Tidal Power

John Keller
December 15, 2016

Submitted as coursework for PH240, Stanford University, Fall 2016


Fig. 1: An example of a tidal turbine that has been mounted to the sea floor. (Source: Wikimedia Commons)

Due to recent advancements in the understanding of global warming and its detrimental nature, many people have become infatuated with renewable energy and its variety of forms specifically tidal power. Tidal energy takes advantage of the vast size of the ocean and its natural tides in order to harvest energy into tidal power. More specifically, the best places to take advantage of tidal power would be "the entrance to a bay , or in a channel between an off short island and the mainland" coincidentally these are places that usually need to be adjusted anyway, in order to allow the passage of large commercial ships. [1] In order to take advantage of the tidal power, one must install tidal turbines. The tidal turbines, as shown in Fig. 1, are simply driven by the power of the tides of the sea. More specifically, these "tidal current turbines extract the kinetic energy in moving water to generate electricity... [and the] turbines must be able to generate during both flood and ebb tides". [2] These turbines have quite simplistic makeups, they consist of "a number of blades mounted on a hub (together known as the rotor), a gearbox, and a generator". [2] The science behind the turbines is that the turbines use, "the hydrodynamic effect of the flowing water past the blades causes the rotor to rotate, thus turning the generator to which the rotor is connected via a gearbox. The gearbox is used to convert the rotational speed of the rotor shaft to the desired output speed of the generator shaft". [2] This process provides substantial amounts of clean energy.
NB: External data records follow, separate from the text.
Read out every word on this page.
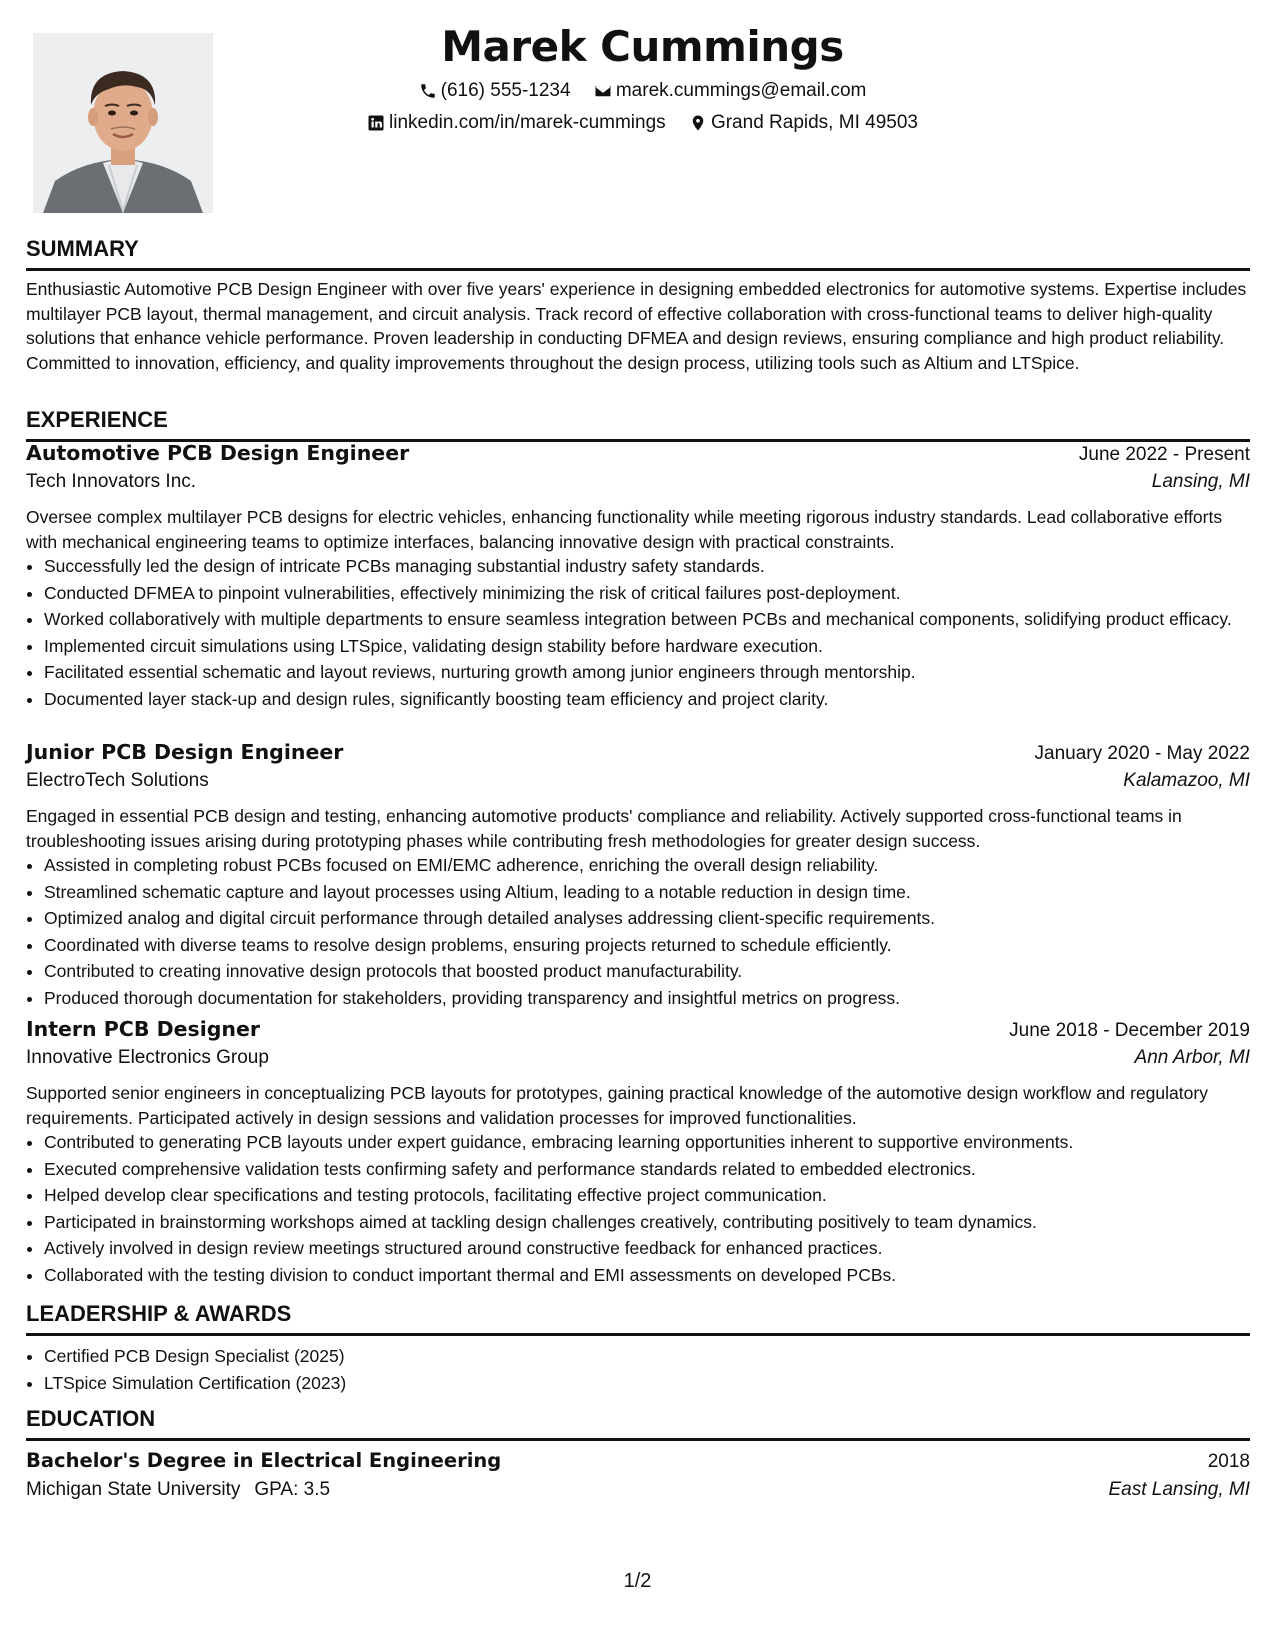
Marek Cummings
(616) 555-1234
marek.cummings@email.com
linkedin.com/in/marek-cummings
Grand Rapids, MI 49503
SUMMARY
Enthusiastic Automotive PCB Design Engineer with over five years' experience in designing embedded electronics for automotive systems. Expertise includes multilayer PCB layout, thermal management, and circuit analysis. Track record of effective collaboration with cross-functional teams to deliver high-quality solutions that enhance vehicle performance. Proven leadership in conducting DFMEA and design reviews, ensuring compliance and high product reliability. Committed to innovation, efficiency, and quality improvements throughout the design process, utilizing tools such as Altium and LTSpice.
EXPERIENCE
Automotive PCB Design Engineer	June 2022 - Present
Tech Innovators Inc.	Lansing, MI
Oversee complex multilayer PCB designs for electric vehicles, enhancing functionality while meeting rigorous industry standards. Lead collaborative efforts with mechanical engineering teams to optimize interfaces, balancing innovative design with practical constraints.
• Successfully led the design of intricate PCBs managing substantial industry safety standards.
• Conducted DFMEA to pinpoint vulnerabilities, effectively minimizing the risk of critical failures post-deployment.
• Worked collaboratively with multiple departments to ensure seamless integration between PCBs and mechanical components, solidifying product efficacy.
• Implemented circuit simulations using LTSpice, validating design stability before hardware execution.
• Facilitated essential schematic and layout reviews, nurturing growth among junior engineers through mentorship.
• Documented layer stack-up and design rules, significantly boosting team efficiency and project clarity.
Junior PCB Design Engineer	January 2020 - May 2022
ElectroTech Solutions	Kalamazoo, MI
Engaged in essential PCB design and testing, enhancing automotive products' compliance and reliability. Actively supported cross-functional teams in troubleshooting issues arising during prototyping phases while contributing fresh methodologies for greater design success.
• Assisted in completing robust PCBs focused on EMI/EMC adherence, enriching the overall design reliability.
• Streamlined schematic capture and layout processes using Altium, leading to a notable reduction in design time.
• Optimized analog and digital circuit performance through detailed analyses addressing client-specific requirements.
• Coordinated with diverse teams to resolve design problems, ensuring projects returned to schedule efficiently.
• Contributed to creating innovative design protocols that boosted product manufacturability.
• Produced thorough documentation for stakeholders, providing transparency and insightful metrics on progress.
Intern PCB Designer	June 2018 - December 2019
Innovative Electronics Group	Ann Arbor, MI
Supported senior engineers in conceptualizing PCB layouts for prototypes, gaining practical knowledge of the automotive design workflow and regulatory requirements. Participated actively in design sessions and validation processes for improved functionalities.
• Contributed to generating PCB layouts under expert guidance, embracing learning opportunities inherent to supportive environments.
• Executed comprehensive validation tests confirming safety and performance standards related to embedded electronics.
• Helped develop clear specifications and testing protocols, facilitating effective project communication.
• Participated in brainstorming workshops aimed at tackling design challenges creatively, contributing positively to team dynamics.
• Actively involved in design review meetings structured around constructive feedback for enhanced practices.
• Collaborated with the testing division to conduct important thermal and EMI assessments on developed PCBs.
LEADERSHIP & AWARDS
• Certified PCB Design Specialist (2025)
• LTSpice Simulation Certification (2023)
EDUCATION
Bachelor's Degree in Electrical Engineering	2018
Michigan State University GPA: 3.5	East Lansing, MI
1/2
This energy can then be converted into electricity to provide power in order to fulfill mankind's everyday needs.

Tidal Power's Environmental Impact

Tidal power is quite, unique form of renewable energy. It is particularly exhilarating, especially when compared to wind and solar power because tides are always present, so energy would always be produced. Tidal power could be an extremely effective and environmentally friendly approach to providing renewable energy, however, it poses its challenges. "Water is 832 times more dense than air", so as a result, the tidal generators would need to be specifically designed to withstand the forces of the tides and strong enough to hold its own weight when there is no tide. [2] The value of the energy produced will need to overpower the cost of production combined with challenges and expenses of maintenance and installation, as the generators are in water. Overall, if an effective, low maintenance and durable form of tidal generators are engineered, tidal power will overtake the renewable energy industry due to its year round reliability and its overall efficiency.

© John Keller. The author grants permission to copy, distribute and display this work in unaltered form, with attribution to the author, for noncommercial purposes only. All other rights, including commercial rights, are reserved to the author.


[1] C. Garrett and P. Cummins, "The Power Potential of Tidal Currents in Channels," Proc. R. Soc. A 461, 2563 (2005).

[2] F. O. Rourke, F. Boyle, and A. Reynolds, "Tidal Energy Update 2009," Appl. Ener. 87, 398 (2010).